Take note of your cat's body language. Don't push it if they appear overwhelmed and upset. To foster a good environment, lavish them with praise and treats.

Use a cup instead of the faucet

When it comes time to rinse, a cup or jug will be considerably less terrifying to your cat than a loud faucet or handheld shower. Cleaning a small area rather than submerging your cat's complete body is always preferred.

To avoid skin irritation, go slowly and get all of the suds out. Furthermore, your cat will most likely groom themselves quickly after their bath, and you don't want them to consume any leftover shampoo.

It is critical not to wet your cat's head; their ears, eyes, and whiskers are incredibly sensitive. Getting water on their face nearly always results in an angry kitten.

Towel-dry in a warm place

No prizes for predicting that slamming a screaming blow dryer into your already agitated feline would end badly.
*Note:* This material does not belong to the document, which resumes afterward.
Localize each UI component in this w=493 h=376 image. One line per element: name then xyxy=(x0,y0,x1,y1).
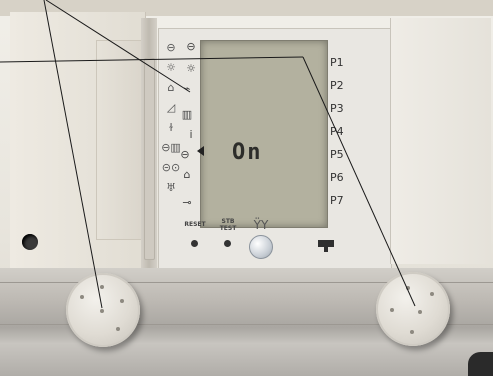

A warm, soft, and fluffy towel will suffice. Allow your cat to do the rest by giving them a nice rub down. To avoid catching a cold, keep your cat in a warm room away from drafts , and don't let them out until they're completely dry.

Give sweets and then depart

Shower your cats with praise and treats, then take a break to let them recover from the hardship. They're probably overstimulated and require some space at this point.

When your cat appears to be recovering from the ordeal, devote some playing to provide a healthy outlet for any extra stimulation and to reestablish a happy atmosphere.

We have an article about cat skin, coat, and dental care for people who have survived bathing their cats.